Sandy Kinninmonth, Lindsey Cooper and Gareth Harris of RSM Restructuring Advisory in Manchester have been appointed as joint administrators to the group, a move that was foreshadowed in an announcement last week.
In a statement today to the London Stock Exchange – where Fairpoint’s shares have been suspended since late June, when its original bank pulled funding – the company’s directors said they intended “to continue to work with the administrators of Fairpoint Group plc in order to try and preserve any remaining stakeholder value”.
As a result of the appointment of administrators, chief executive David Broadbent is to leave the board with immediate effect – he only took on the role earlier this year after the departure of the previous chief executive.
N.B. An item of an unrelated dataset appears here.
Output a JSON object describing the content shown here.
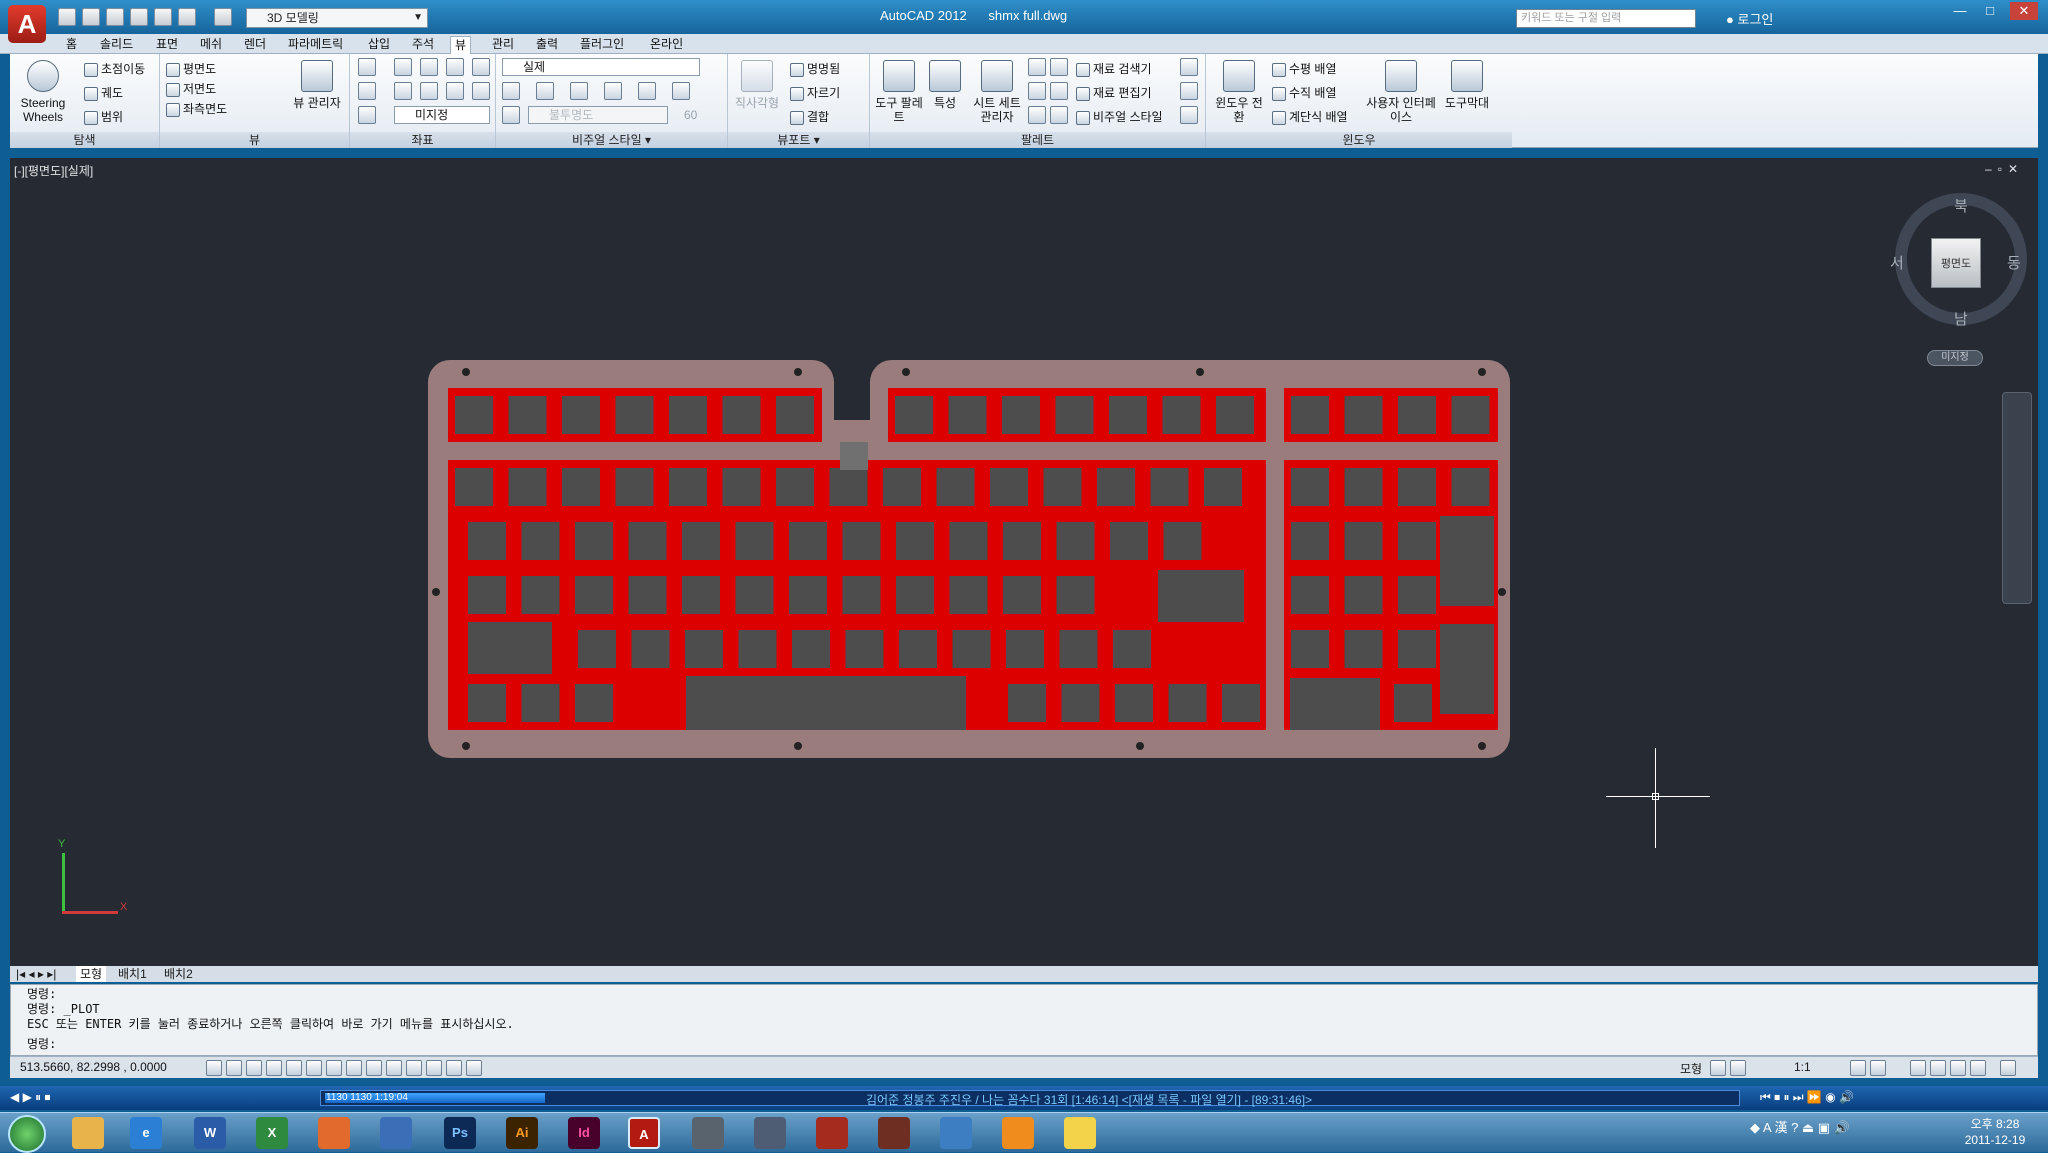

Furthermore, with mutual agreement by the board, Shore Capital and Corporate Ltd has resigned as Fairpoint’s nominated adviser and Shore Capital Stockbrokers Ltd as its broker with immediate effect.
Under the AIM rules, if a replacement nominated adviser is not appointed within one month, the admission of the company’s securities will be cancelled on AIM.
“The company has no current intention of appointing a replacement nominated adviser,” the announcement said.
But it continued: “However, Simpson Millar and its subsidiary companies will continue to trade as going concerns through the dedicated funding line provided by Doorway Capital.
“The appointment of administrators to Fairpoint Group plc will have no impact on the day-to-day running of these businesses.
“The client services that Simpson Millar provides and the protections its clients enjoy are not in any way affected by the appointment of administrators to Fairpoint Group plc.
“Today’s announcement will have no material impact on the planned disposal of the IVA and Claims divisions to a third party, as previously announced on 4 August 2017.”
In a statement, Simpson Millar said it was “saddened that this has been a difficult time for Fairpoint Group”, but stressed again that it was “business as usual” for the law firm.
It also announced Greg Cox, its head of dispute resolution particularly well known for his costs expertise, as the firm’s new managing partner in the wake of the departure earlier this year of Peter Watson.
Mr Cox said: “Whilst the past few months have been challenging for the group as a whole, Simpson Millar has continued to be a business with great staff and a strong client base.
“The opportunities to grow the business in the current rapidly changing legal landscape are considerable and I am looking forward to working with the team to optimise those opportunities.”
In June, Fairpoint revealed that its bank, AIB Group (UK) plc, has assigned its debt to Doorway Capital, a specialist provider of capital to law firms.
In addition, Doorway has provided a receivables funding facility of up to £5m to Simpson Millar – that is, funding advanced against unpaid bills.